Paul Kagame (c) Wikimedia Commons

Je travaille pour le passé – c’est-à-dire la mémoire pour les rescapés et victimes –, mais aussi pour le présent : nous sommes gouvernés dans l’ignorance de ce que fait notre gouvernement. Pour le futur également : je pense que travailler à la prévention des génocides est quelque chose d’impératif. À cette fin, il faut faire le récit le plus possible de ce qu’il s’est passé, des complicités qui les ont permis. Et ce, sans anachronisme ; cela me paraît important.

Il n’y a d’ailleurs pas que les Rwandais qui utilisent nos travaux ! La Turquie s’en est également beaucoup servi, à la manière d’une arme géopolitique contre Emmanuel Macron. Ce n’est pas le produit d’une intention contenue dans nos travaux. N’importe qui peut nous récupérer, ce n’est pas la question.

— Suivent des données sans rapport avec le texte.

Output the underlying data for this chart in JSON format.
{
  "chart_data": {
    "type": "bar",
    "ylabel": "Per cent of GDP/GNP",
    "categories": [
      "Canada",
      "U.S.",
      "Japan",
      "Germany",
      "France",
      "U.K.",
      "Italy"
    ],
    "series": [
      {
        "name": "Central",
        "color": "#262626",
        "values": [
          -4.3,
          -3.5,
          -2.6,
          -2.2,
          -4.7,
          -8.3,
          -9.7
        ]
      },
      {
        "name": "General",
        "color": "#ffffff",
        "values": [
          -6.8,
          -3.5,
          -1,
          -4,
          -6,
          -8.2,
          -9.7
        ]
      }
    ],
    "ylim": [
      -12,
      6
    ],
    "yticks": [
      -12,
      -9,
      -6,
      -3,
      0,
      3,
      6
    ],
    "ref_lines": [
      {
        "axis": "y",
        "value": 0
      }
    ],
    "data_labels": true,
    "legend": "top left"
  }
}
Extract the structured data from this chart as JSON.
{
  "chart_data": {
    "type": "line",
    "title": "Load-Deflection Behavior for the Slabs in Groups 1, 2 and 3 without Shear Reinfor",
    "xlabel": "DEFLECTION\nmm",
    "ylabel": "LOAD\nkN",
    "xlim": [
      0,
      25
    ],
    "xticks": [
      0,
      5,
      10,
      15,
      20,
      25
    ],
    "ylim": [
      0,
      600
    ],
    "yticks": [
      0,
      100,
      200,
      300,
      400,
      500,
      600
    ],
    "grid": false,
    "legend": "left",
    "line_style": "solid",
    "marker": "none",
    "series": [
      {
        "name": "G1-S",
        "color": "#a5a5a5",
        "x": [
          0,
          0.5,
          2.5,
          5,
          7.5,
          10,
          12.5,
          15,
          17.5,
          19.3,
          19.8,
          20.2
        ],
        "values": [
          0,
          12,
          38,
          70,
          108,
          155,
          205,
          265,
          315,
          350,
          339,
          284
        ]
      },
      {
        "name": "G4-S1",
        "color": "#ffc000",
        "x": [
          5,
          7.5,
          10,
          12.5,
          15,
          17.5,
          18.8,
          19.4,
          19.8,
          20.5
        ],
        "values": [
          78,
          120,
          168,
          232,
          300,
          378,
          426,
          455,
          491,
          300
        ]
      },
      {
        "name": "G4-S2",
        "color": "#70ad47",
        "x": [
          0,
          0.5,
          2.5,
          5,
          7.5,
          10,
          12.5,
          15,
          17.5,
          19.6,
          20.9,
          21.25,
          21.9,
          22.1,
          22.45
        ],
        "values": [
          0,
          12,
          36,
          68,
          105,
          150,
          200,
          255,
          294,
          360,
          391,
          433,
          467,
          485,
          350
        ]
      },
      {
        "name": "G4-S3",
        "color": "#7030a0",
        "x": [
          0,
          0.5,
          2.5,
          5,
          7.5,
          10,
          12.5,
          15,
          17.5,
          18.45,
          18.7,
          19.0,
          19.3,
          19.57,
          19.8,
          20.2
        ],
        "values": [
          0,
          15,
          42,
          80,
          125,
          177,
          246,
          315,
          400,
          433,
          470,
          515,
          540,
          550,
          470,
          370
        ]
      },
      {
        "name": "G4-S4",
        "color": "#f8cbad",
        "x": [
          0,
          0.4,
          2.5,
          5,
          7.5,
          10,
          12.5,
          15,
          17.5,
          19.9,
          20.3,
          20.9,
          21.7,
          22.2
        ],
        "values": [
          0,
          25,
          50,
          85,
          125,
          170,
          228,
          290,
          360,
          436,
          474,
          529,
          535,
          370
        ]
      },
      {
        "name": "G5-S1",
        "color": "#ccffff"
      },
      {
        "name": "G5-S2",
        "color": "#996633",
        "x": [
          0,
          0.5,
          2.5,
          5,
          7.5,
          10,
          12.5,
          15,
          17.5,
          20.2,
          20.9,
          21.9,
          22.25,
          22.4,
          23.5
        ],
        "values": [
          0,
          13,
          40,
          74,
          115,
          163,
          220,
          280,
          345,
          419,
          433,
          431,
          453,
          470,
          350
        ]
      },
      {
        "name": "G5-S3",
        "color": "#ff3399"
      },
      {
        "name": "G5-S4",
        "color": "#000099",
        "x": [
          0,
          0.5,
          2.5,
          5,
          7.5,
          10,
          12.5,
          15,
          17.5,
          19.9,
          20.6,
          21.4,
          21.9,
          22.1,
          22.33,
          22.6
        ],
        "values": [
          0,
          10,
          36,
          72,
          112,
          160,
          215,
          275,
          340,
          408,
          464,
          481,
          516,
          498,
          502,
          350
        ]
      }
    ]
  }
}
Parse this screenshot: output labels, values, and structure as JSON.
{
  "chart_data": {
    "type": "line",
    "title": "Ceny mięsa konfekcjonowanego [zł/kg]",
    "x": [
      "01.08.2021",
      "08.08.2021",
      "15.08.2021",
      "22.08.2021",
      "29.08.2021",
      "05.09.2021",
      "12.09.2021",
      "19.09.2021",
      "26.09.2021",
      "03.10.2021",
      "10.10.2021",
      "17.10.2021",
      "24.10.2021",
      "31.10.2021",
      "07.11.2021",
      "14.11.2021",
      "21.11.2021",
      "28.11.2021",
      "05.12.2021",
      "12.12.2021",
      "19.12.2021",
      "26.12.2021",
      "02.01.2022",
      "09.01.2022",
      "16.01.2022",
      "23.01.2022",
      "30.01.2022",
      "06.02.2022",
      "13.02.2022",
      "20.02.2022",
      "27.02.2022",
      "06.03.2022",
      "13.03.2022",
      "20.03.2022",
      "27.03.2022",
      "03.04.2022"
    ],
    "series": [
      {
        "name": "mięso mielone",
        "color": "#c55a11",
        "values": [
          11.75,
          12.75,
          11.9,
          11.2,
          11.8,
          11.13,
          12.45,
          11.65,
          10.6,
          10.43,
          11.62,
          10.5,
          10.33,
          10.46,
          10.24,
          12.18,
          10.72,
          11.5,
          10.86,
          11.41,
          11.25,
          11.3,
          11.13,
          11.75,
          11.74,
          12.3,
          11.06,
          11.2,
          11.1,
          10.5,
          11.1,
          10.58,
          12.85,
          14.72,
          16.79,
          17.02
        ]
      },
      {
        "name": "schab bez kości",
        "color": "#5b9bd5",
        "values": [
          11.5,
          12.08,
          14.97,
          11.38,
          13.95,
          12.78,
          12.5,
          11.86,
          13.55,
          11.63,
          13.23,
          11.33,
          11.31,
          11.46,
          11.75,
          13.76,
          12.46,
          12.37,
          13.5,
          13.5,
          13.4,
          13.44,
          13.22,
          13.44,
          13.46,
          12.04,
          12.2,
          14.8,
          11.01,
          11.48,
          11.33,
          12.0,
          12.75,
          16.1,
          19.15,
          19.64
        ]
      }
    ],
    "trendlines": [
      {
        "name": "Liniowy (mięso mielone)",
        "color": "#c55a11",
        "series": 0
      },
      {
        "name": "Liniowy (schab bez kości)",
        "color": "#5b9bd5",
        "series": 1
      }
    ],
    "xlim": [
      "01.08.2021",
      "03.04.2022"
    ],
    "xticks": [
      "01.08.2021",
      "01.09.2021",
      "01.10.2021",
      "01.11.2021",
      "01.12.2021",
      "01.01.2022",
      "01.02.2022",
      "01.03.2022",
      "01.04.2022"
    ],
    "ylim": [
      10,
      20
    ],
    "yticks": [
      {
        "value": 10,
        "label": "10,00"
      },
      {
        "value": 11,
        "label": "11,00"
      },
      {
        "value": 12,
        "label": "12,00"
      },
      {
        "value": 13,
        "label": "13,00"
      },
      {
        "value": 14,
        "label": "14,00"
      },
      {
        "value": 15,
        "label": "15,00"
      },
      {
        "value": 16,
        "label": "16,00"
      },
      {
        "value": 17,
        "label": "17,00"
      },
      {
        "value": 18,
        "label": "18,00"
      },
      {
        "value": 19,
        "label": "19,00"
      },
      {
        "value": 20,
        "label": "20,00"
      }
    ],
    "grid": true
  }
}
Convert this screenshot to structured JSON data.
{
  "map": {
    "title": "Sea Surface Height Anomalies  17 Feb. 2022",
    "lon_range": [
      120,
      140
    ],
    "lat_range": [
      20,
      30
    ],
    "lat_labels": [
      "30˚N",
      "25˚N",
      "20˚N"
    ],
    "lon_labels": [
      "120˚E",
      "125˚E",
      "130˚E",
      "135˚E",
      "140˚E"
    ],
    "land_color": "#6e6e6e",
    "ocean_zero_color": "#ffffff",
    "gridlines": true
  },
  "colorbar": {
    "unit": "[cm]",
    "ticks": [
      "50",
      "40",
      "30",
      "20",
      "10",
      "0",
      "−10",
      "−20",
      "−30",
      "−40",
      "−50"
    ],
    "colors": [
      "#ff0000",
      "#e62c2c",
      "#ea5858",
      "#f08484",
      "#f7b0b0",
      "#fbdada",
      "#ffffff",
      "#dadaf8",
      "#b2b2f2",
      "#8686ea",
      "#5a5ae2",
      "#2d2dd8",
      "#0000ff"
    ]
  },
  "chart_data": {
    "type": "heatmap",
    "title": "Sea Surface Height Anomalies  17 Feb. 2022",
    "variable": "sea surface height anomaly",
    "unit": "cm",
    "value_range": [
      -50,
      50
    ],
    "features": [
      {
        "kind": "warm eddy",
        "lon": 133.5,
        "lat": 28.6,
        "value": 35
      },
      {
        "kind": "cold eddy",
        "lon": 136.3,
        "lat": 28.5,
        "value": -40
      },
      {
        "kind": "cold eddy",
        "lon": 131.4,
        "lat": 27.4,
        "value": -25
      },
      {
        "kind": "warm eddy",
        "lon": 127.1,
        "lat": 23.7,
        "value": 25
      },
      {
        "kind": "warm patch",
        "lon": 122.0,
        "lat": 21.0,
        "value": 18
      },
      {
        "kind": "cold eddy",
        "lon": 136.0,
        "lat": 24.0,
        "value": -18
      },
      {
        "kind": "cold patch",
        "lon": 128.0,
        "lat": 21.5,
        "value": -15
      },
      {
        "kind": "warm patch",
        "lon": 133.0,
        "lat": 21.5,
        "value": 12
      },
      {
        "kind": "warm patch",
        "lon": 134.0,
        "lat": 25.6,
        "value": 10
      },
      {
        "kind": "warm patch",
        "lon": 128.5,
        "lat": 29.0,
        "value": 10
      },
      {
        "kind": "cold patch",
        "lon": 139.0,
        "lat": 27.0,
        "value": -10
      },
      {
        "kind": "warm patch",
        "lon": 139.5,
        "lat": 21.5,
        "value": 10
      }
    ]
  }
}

Face à nous, nous avons également des personnes, au cœur du pouvoir français, qui tentent de nier les faits. Si nous parvenions à obtenir de l’État français qu’il reconnaisse son rôle, ce serait un pas important qui serait effectué – indépendamment de tous les autres travaux qui sont passionnants et très intéressants sur ce qui s’est passé dans le Congo. Vous dites que les Américains reprennent à leur compte le récit de ces faits : où est le problème ? La Shoah a été récupérée par Israël afin de délégitimer ses critiques. Est-ce pour cette raison qu’il ne faut pas faire l’histoire de la Shoah ?

LVSL : Dans la conclusion de votre livre, vous évoquez la nécessité d’ « actionner tous les leviers de contre-pouvoir » pour mettre fin à la « politique spéciale » que mène la France en Afrique...

F.G. : Il faut mobiliser tous les moyens de faire de la politique, au sens large et au sens noble, au-delà du bulletin de vote. On a vu, par le passé, que les élections n’avaient quasiment aucun effet sur l’évolution de la politique africaine de la France.

J’ai rejoint l’association Survie parce que je pensais que c’était un moyen d’avoir une action efficace sur ces sujets. Il y a différents moyens de changer les choses : l’action médiatique, les interpellations de rue, les conférences…

Nous devons faire basculer l’opinion publique, et surtout l’imaginaire colonial, qui est encore très prégnant en France. Pour de nombreuses personnes, ce qui se passe en Afrique est considéré comme moins important que ce qui se passe ailleurs. Ce système de pensée bénéficie au système de la Françafrique. Et cet imaginaire colonial, bien sûr, apparaît dans la manière dont on considère, en France, le génocide des Tutsi.